(
CBS News) It's the sweet spot in our diet -- sugar.
Some of us -- like Valerie Ramirez -- can't go a day without it. She says she's "definitely" addicted to it. But sugar may be more than simply empty calories.
In
the latest issue of the journal "Nature," Dr. Robert Lustig, a
pediatric endocrinologist at the
University of California, brands sugar a
"toxin" -- deadly enough in high enough doses that, he says, it should
be regulated just like alcohol. "Look," he tells CBS News. "Sugar is
pleasure, sugar is energy, sugar is natural. Well guess what? So is
alcohol, and a little is OK, but too much is a bad thing."
The
Department of Agriculture recommends a sugar intake of the equivalent
of about a can of soda a day. But Lustig says
Americans now consume
nearly three times that much, on average.
And it's not
just added sweeteners such as
high fructose corn syrup found in
soft
drinks -- but all
sugars, he says -- even in flavored water -- that are
to blame for diseases like high blood pressure and heart disease --
traditionally blamed on fat. Says Lustig, "It was never the fat. It's
not the fat. It's the sugar."
It's a controversial
statement -- and Lustig certainly has his critics -- not the least of
whom are the sugar and beverage industries which, in lengthy statements,
criticized Lustig's findings.
The Sugar Association
called them "irresponsible," accusing him of "instilling fear" in
consumers. The
American Beverage Association said Lustig's conclusions
are "without scientific merit."
But Lustig is so
convinced, he's saying if sugar isn't regulated, it should at the very
least be taxed, like tobacco. "No one's ready for $2 dollar can of
Coke," he observes. "On the other hand, they weren't ready for an $11.90
pack of cigarettes in New York City, either."
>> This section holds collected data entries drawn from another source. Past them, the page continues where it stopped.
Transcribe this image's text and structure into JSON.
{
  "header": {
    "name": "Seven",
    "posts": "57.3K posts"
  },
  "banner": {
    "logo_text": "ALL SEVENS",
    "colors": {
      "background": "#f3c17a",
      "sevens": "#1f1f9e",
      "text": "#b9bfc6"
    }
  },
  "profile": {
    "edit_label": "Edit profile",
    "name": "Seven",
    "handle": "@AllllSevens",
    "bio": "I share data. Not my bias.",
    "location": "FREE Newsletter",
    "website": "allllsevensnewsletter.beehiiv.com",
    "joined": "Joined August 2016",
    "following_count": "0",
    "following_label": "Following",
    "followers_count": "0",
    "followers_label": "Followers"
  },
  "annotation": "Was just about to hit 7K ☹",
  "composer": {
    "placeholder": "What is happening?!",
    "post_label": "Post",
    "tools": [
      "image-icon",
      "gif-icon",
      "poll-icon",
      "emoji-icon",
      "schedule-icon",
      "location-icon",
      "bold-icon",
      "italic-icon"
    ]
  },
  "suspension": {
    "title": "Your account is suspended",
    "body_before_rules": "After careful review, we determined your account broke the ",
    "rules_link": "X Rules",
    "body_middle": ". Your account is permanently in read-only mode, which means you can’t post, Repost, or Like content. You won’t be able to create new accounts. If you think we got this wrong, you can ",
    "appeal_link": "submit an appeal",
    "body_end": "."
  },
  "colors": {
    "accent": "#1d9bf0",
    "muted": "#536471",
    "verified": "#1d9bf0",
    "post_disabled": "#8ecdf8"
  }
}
He points to teens like Rochelle Birch -- rushed to the hospital last year after a seizure.
"I was ignoring, basically, what my body was telling me," she says.
She
weighed 250 pounds at just 16 - and Lustig told her in no uncertain
terms her sugar intake was to blame. "You want that soda?" she recalls
Lustig saying. "You're just basically killing yourself."
Birch has lost 75 pounds by
reducing sugar in her diet, something most health experts agree is key.
Where
most depart from Lustig's claims is to blame sugar, and sugar alone,
for a range of diseases they say are far more complicated than that.